浮ついた気持ちで野球だけをやればいいという姿勢では、真のスポーツ選手にはなれない。選手に対し、社会人としてどこにいても恥ずかしくない礼儀作法、規律を守って行動し、集団生活で責任ある行動をとるよう心がけ、そこから人間性重視の野球への取り組み方の重要さを認識させようとしたのである。
そのために、ミーティングでは長い間、人生観、仕事観、社会常識を語り続けた。
ところが、時は待ってくれない。ペナント・レースになれば、真剣勝負になる。野球の技術の話をしなければならない。野村は、選手に対して良き社会人になるべくひと通りの人間教育を行い、あとは日常の行動で社会人としての模範的な行動をとることを期待して野球の勝負に入った。
選手に求められたのは、
「何のための野球か」
「自己の能力を知って変化すること」
だった。選手は意識改革をさせられ、いつもの年と違ったシーズンに入っていった。
▽野球人生に大きなプラスとなる 
選手が現役引退したあと、
「あの時、野村監督言われたことに最初は驚いたが、その後の野球人生に大きなプラスとなった。いまでも監督の思考を大事にしている」
多くのヤクルト野村門下生は、そう語っている。荒木大輔、伊藤智仁、池山隆寛、飯田哲也らは自己変革して成長した。

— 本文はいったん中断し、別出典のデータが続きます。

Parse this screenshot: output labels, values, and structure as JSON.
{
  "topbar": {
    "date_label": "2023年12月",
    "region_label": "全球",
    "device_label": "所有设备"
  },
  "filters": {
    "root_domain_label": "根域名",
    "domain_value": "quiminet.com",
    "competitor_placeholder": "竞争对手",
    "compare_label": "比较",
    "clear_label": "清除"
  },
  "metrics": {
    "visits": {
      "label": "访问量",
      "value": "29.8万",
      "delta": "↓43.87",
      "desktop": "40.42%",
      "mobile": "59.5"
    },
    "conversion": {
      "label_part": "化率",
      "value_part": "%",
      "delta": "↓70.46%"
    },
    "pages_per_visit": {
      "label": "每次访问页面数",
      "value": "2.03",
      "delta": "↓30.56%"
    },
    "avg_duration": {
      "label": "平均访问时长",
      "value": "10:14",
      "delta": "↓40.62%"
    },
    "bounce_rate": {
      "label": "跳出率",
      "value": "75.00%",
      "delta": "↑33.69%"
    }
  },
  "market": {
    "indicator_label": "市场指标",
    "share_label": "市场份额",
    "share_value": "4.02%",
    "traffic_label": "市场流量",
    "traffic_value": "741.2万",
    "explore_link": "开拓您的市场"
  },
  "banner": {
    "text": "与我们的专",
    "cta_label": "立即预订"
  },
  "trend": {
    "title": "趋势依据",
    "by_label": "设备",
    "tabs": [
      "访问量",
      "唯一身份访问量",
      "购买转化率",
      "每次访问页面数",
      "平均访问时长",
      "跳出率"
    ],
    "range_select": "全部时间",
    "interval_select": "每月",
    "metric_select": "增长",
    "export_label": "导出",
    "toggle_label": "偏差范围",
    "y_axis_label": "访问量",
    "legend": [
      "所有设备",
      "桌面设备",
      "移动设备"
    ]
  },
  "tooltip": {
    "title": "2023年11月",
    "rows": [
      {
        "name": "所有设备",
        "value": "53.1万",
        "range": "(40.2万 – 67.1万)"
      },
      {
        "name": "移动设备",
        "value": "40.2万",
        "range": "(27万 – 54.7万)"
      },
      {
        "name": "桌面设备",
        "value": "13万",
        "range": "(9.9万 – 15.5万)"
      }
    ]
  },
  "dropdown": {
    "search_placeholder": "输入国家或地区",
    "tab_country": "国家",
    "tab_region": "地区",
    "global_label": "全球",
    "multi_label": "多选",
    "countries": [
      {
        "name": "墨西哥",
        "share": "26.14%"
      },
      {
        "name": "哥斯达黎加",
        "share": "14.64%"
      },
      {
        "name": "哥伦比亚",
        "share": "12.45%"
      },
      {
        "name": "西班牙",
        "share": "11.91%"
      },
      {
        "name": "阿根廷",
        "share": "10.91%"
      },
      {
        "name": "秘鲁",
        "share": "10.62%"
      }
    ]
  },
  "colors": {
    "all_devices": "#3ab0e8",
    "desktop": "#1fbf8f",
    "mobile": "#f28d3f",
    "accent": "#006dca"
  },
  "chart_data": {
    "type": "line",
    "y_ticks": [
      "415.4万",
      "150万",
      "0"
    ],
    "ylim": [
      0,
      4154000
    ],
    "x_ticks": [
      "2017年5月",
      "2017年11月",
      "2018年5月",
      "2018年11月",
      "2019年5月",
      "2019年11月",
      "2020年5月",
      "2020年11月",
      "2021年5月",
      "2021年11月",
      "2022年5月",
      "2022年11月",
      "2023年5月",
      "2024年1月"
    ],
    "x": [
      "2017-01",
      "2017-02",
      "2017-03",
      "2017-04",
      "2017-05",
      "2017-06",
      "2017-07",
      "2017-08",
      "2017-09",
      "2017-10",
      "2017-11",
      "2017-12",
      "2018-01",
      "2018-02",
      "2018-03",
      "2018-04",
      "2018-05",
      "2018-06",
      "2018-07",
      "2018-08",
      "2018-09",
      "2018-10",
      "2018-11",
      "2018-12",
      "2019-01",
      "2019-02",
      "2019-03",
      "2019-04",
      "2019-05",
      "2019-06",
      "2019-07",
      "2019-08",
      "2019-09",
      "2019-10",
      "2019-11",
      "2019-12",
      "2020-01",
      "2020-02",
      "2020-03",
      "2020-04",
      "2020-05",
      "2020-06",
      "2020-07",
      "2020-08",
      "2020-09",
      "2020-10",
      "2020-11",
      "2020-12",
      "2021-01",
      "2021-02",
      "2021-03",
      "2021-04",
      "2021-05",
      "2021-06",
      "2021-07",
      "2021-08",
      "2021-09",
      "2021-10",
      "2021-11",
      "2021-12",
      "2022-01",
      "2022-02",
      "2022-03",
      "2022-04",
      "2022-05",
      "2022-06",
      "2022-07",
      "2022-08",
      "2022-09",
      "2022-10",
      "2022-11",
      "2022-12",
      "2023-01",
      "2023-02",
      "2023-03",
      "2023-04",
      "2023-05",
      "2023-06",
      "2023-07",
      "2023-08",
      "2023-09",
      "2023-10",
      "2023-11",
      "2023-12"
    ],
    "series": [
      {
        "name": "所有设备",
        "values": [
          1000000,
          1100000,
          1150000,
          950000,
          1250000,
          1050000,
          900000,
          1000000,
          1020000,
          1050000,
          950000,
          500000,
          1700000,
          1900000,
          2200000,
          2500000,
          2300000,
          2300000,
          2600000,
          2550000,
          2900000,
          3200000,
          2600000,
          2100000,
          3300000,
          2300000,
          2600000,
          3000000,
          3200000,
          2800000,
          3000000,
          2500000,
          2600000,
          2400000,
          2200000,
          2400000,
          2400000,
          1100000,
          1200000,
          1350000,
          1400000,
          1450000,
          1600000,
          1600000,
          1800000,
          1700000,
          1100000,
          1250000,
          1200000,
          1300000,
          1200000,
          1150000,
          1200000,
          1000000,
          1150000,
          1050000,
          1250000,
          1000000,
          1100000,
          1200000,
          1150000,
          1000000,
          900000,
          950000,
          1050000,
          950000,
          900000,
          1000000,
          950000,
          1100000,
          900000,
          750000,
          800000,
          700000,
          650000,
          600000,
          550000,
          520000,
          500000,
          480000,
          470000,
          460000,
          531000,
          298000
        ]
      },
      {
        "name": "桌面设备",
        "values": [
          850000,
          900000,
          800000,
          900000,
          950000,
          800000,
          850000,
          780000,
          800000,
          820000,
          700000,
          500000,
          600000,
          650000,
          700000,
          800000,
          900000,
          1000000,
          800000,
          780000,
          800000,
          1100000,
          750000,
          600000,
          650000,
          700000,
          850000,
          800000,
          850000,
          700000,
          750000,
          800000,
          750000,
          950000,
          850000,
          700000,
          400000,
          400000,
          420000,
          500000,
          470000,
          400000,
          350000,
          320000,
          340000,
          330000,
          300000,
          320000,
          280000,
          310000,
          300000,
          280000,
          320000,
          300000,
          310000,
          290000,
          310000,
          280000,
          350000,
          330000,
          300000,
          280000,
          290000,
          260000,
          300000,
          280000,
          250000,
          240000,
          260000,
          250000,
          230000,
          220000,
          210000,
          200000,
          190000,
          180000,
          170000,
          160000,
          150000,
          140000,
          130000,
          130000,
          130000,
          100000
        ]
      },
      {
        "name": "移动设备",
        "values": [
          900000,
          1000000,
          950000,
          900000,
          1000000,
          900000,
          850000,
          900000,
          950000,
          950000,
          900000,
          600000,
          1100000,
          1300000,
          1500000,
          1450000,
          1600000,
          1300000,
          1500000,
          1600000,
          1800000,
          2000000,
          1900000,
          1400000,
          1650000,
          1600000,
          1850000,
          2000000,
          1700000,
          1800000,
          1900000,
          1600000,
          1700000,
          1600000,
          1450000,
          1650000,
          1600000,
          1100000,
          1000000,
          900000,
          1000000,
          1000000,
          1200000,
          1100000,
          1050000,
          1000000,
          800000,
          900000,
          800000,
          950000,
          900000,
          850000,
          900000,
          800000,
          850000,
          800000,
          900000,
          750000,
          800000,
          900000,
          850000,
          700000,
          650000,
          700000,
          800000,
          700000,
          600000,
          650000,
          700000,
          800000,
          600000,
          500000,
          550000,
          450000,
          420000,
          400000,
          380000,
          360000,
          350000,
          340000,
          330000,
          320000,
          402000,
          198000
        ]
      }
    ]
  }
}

ヤクルト監督でスタートを切った野村は、人間性重視の姿勢は変わらないが、試合になれば「考える野球」で勝つための作戦を立てていく。個々の打者、投手の「人間性」を見つめて、勝負どころでどういうプレーをする傾向があるか、どんなクセがあるかを観察して攻撃や防御に活かす。相手の弱点や特徴を見つければ、少しでも味方は有利になる。